Des solutions naturelles existent pour stimuler l’enracinement. L’eau de saule, obtenue par macération de rameaux, ne contient pas d’auxines comme on le croit souvent, mais de la salicyline. Cette substance favorise la cicatrisation des plaies de coupe et protège les boutures contre les maladies. Elle ne fait pas pousser les racines directement, mais elle crée des conditions propices à leur apparition. D’autres plantes, comme la ronce, peuvent aussi servir de support pour préparer une eau riche en substances favorables au bouturage.

Patience et projet à long terme

Le bouturage est un travail de patience. Certaines boutures s’enracinent en quelques semaines, d’autres demandent plusieurs mois.
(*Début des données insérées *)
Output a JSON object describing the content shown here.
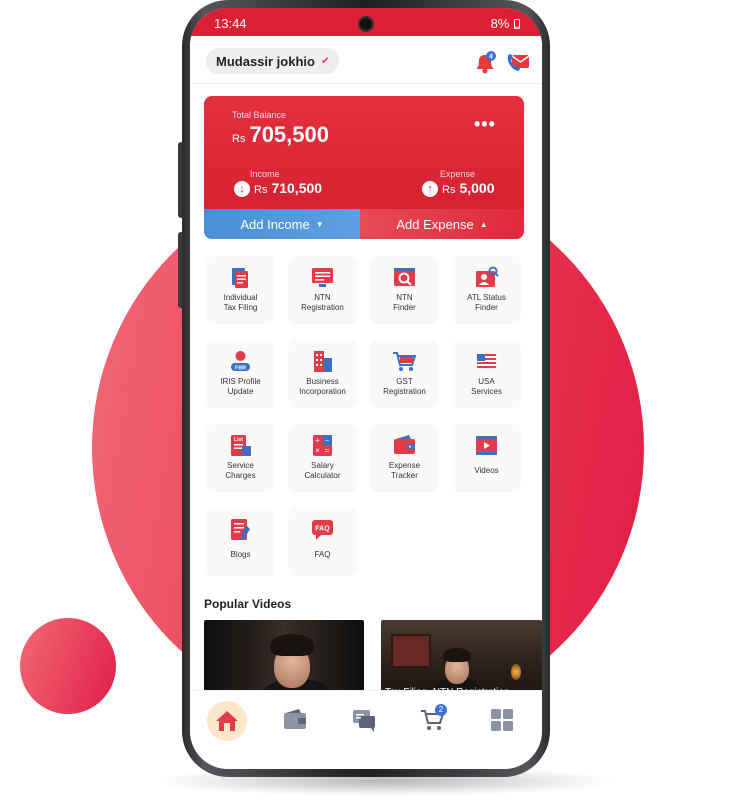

Dans tous les cas, il faut attendre que les jeunes plants aient développé un système racinaire solide avant de les repiquer ou de les installer en pleine terre. Selon l’espèce, la plantation peut avoir lieu l’année même du bouturage, l’année suivante, ou parfois seulement après deux ans.

Au domaine des 1000 plantes, nous avons choisi d’inscrire ce travail dans un projet à long terme. Les boutures de verveine, lavande, sauge, romarin, hysope, rosiers et hélichryse que nous préparons aujourd’hui nous serviront que dans quelques années. Dans deux ans, elles habilleront nos jardins de leurs couleurs et de leurs parfums, et certaines seront également disponibles à la vente pour les visiteurs. Bouturer, c’est donc préparer l’avenir, en cultivant avec soin et en respectant le rythme des plantes.